Extra credit for you: Provide the evidence on how many cases of allergies and diseases have there been from genetically modified crops since they first came to market in the early 1980s?

6 Responses to “Fear the Dreaded Frankenfish”

  1. Harry says:

    Last May we found some great guys to farm our fields, after two decades of bush (lierally) operators. Today, we have the whole place planted in Round-Up-Ready soybeans.

    Before any ecofreak jerks his knee, he should know that soybeans, alfalfa, and clover harbor nitrogen-fixing bacteria that not only feed the plants, but enrich the soil.

    The Round-Up kills the rest of the weeds, including both the annuals and the more hardy perennials, like cocklebur. Let’s hear it for Monsanto and genetic engineering!

    The Frankenfood people are the assorted Europeans, who have zany ideas about agriculture and many other subjects too numerous to discuss here.

    All I can tell you is that it is great to walk out and see a field free of weeds.

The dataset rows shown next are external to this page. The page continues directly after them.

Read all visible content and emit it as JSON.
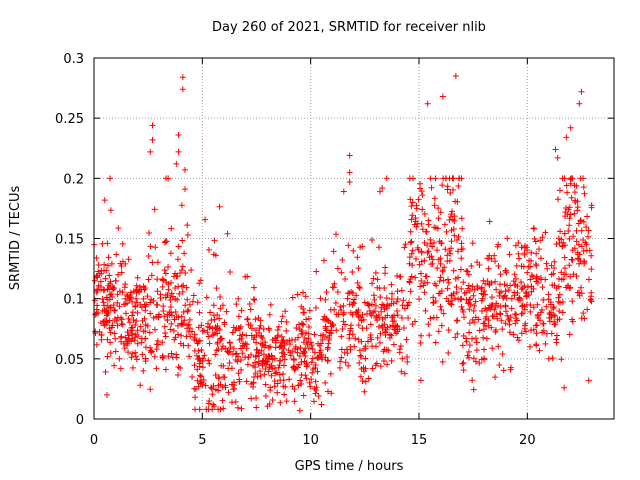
{
  "chart_data": {
    "type": "scatter",
    "title": "Day 260 of 2021, SRMTID for receiver nlib",
    "xlabel": "GPS time / hours",
    "ylabel": "SRMTID / TECUs",
    "xlim": [
      0,
      24
    ],
    "ylim": [
      0,
      0.3
    ],
    "xticks": [
      0,
      5,
      10,
      15,
      20
    ],
    "xtick_labels": [
      "0",
      "5",
      "10",
      "15",
      "20"
    ],
    "yticks": [
      0,
      0.05,
      0.1,
      0.15,
      0.2,
      0.25,
      0.3
    ],
    "ytick_labels": [
      "0",
      "0.05",
      "0.1",
      "0.15",
      "0.2",
      "0.25",
      "0.3"
    ],
    "grid": true,
    "marker": "+",
    "color": "#ff0000",
    "x_extent_hours": [
      0,
      23
    ],
    "notable_points": [
      {
        "x": 4.1,
        "y": 0.284
      },
      {
        "x": 4.1,
        "y": 0.274
      },
      {
        "x": 16.7,
        "y": 0.285
      },
      {
        "x": 16.1,
        "y": 0.268
      },
      {
        "x": 15.4,
        "y": 0.262
      },
      {
        "x": 22.5,
        "y": 0.272
      },
      {
        "x": 22.4,
        "y": 0.262
      },
      {
        "x": 2.7,
        "y": 0.244
      },
      {
        "x": 2.7,
        "y": 0.232
      },
      {
        "x": 2.6,
        "y": 0.222
      },
      {
        "x": 3.9,
        "y": 0.236
      },
      {
        "x": 3.9,
        "y": 0.222
      },
      {
        "x": 3.8,
        "y": 0.212
      },
      {
        "x": 4.2,
        "y": 0.207
      },
      {
        "x": 4.2,
        "y": 0.191
      },
      {
        "x": 11.8,
        "y": 0.219
      },
      {
        "x": 11.8,
        "y": 0.205
      },
      {
        "x": 11.8,
        "y": 0.197
      },
      {
        "x": 13.3,
        "y": 0.192
      },
      {
        "x": 13.2,
        "y": 0.189
      },
      {
        "x": 21.3,
        "y": 0.224
      },
      {
        "x": 21.4,
        "y": 0.217
      },
      {
        "x": 21.8,
        "y": 0.234
      },
      {
        "x": 22.0,
        "y": 0.242
      },
      {
        "x": 9.5,
        "y": 0.007
      },
      {
        "x": 10.5,
        "y": 0.012
      },
      {
        "x": 5.5,
        "y": 0.012
      },
      {
        "x": 0.6,
        "y": 0.02
      },
      {
        "x": 21.7,
        "y": 0.026
      }
    ],
    "series": [
      {
        "name": "SRMTID",
        "density_profile": [
          {
            "x_start": 0,
            "x_end": 1.5,
            "center": 0.095,
            "spread": 0.025,
            "count": 140
          },
          {
            "x_start": 1.5,
            "x_end": 2.5,
            "center": 0.075,
            "spread": 0.02,
            "count": 90
          },
          {
            "x_start": 2.5,
            "x_end": 4.5,
            "center": 0.09,
            "spread": 0.03,
            "count": 150
          },
          {
            "x_start": 4.5,
            "x_end": 7.5,
            "center": 0.055,
            "spread": 0.025,
            "count": 230
          },
          {
            "x_start": 7.5,
            "x_end": 11,
            "center": 0.055,
            "spread": 0.02,
            "count": 270
          },
          {
            "x_start": 11,
            "x_end": 14.5,
            "center": 0.08,
            "spread": 0.025,
            "count": 230
          },
          {
            "x_start": 14.5,
            "x_end": 17,
            "center": 0.13,
            "spread": 0.035,
            "count": 200
          },
          {
            "x_start": 17,
            "x_end": 19.5,
            "center": 0.095,
            "spread": 0.025,
            "count": 180
          },
          {
            "x_start": 19.5,
            "x_end": 21.5,
            "center": 0.1,
            "spread": 0.025,
            "count": 150
          },
          {
            "x_start": 21.5,
            "x_end": 23,
            "center": 0.14,
            "spread": 0.035,
            "count": 120
          }
        ]
      }
    ]
  }
}
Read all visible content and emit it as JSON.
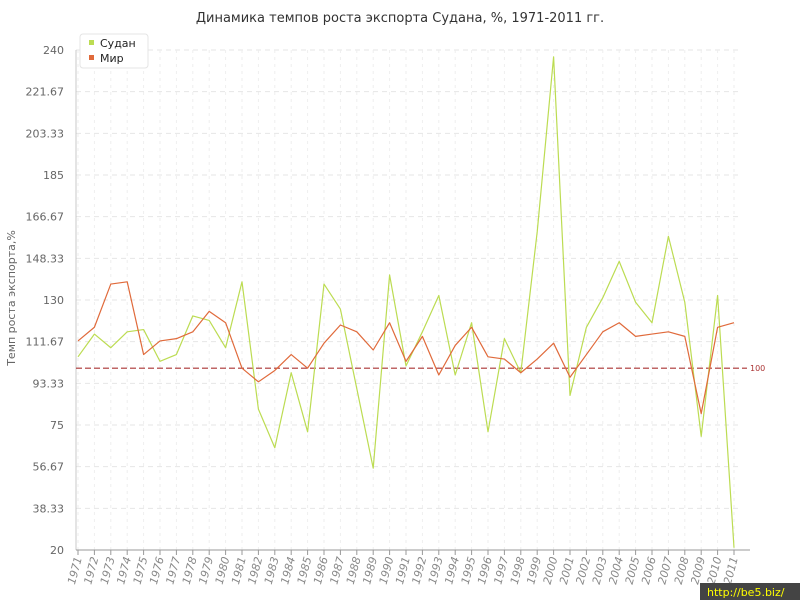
{
  "chart_data": {
    "type": "line",
    "title": "Динамика темпов роста экспорта Судана, %, 1971-2011 гг.",
    "ylabel": "Темп роста экспорта,%",
    "xlabel": "",
    "ylim": [
      20,
      240
    ],
    "yticks": [
      "20",
      "38.33",
      "56.67",
      "75",
      "93.33",
      "111.67",
      "130",
      "148.33",
      "166.67",
      "185",
      "203.33",
      "221.67",
      "240"
    ],
    "categories": [
      "1971",
      "1972",
      "1973",
      "1974",
      "1975",
      "1976",
      "1977",
      "1978",
      "1979",
      "1980",
      "1981",
      "1982",
      "1983",
      "1984",
      "1985",
      "1986",
      "1987",
      "1988",
      "1989",
      "1990",
      "1991",
      "1992",
      "1993",
      "1994",
      "1995",
      "1996",
      "1997",
      "1998",
      "1999",
      "2000",
      "2001",
      "2002",
      "2003",
      "2004",
      "2005",
      "2006",
      "2007",
      "2008",
      "2009",
      "2010",
      "2011"
    ],
    "series": [
      {
        "name": "Судан",
        "color": "#bcdc52",
        "values": [
          105,
          115,
          109,
          116,
          117,
          103,
          106,
          123,
          121,
          109,
          138,
          82,
          65,
          98,
          72,
          137,
          126,
          91,
          56,
          141,
          101,
          116,
          132,
          97,
          120,
          72,
          113,
          98,
          160,
          237,
          88,
          118,
          131,
          147,
          129,
          120,
          158,
          129,
          70,
          132,
          21
        ]
      },
      {
        "name": "Мир",
        "color": "#e06a3b",
        "values": [
          112,
          118,
          137,
          138,
          106,
          112,
          113,
          116,
          125,
          120,
          100,
          94,
          99,
          106,
          100,
          111,
          119,
          116,
          108,
          120,
          103,
          114,
          97,
          110,
          118,
          105,
          104,
          98,
          104,
          111,
          96,
          106,
          116,
          120,
          114,
          115,
          116,
          114,
          80,
          118,
          120
        ]
      }
    ],
    "reference_line": {
      "value": 100,
      "label": "100",
      "color": "#aa3333"
    },
    "grid": true,
    "legend_position": "top-left"
  },
  "watermark": "http://be5.biz/"
}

The deer like soybeans better than thistle.

  2. Speedmaster says:

    Yeah, this is one of my fav. recent issues. It’s not as though species have stayed the same over time. Aren’t nature and evolution constantly modifying things over time via hybrids and mutations?

  3. Speedmaster says:

    Genetically Modified Salmon – Frankenfish Health Effects – Esquire
    We humans developed a bad habit of killing too many fish. But it’s their own fault. Aside from being delicious, they’re lazy. Atlantic salmon, for instance — one of the tastiest, fattiest fish — attain full size only after years of maturation. Did I mention they’re delicious?

  4. Harry says:

    Great point, Speedmaster.

    I was thinking: how come the progressives get worked up over the unintended consequences of GM salmon, but not over the unintended consequences of a state takeover of GM, with a community organizer at the helm?

  5. Harry says:

    GM and Chrysler sure modified their fins more than any genetic engineer modified salmon fins. Can we say the same thing about electric cars and electric eels?

  6. Lake Ontario has had Mutant Fish for years and years! says:

    Extra credit for you: Provide the evidence on how many cases of allergies and diseases have there been from genetically modified crops since they first came to market in the early 1980s?

    According to the World Health Organization genetically enhanced foods were being sold throughout the 80’s, and yet this information did not reach the public domain until the early 80’s. THEN when consumers freaked out, (did they?), the good old politicians decided to “help” everyone by increasing regulation.

    Now there is a lot wrong with this, but i’ll focus on the this: it seems to me that politicians decided that genetically altered food was dangerous, not science (or demand).
    I am still waiting for everyone that was alive in the 80’s to grow a second head, or for any statistic to suggest that people in the 80’s were somehow affected by these terrible foods that the politicans so righteously saved us from.

    This all reminds me of new meds. We can’t assume the risk ourselves, even if it us our last chance to live, the gov’t needs to approve the drug before we can use it.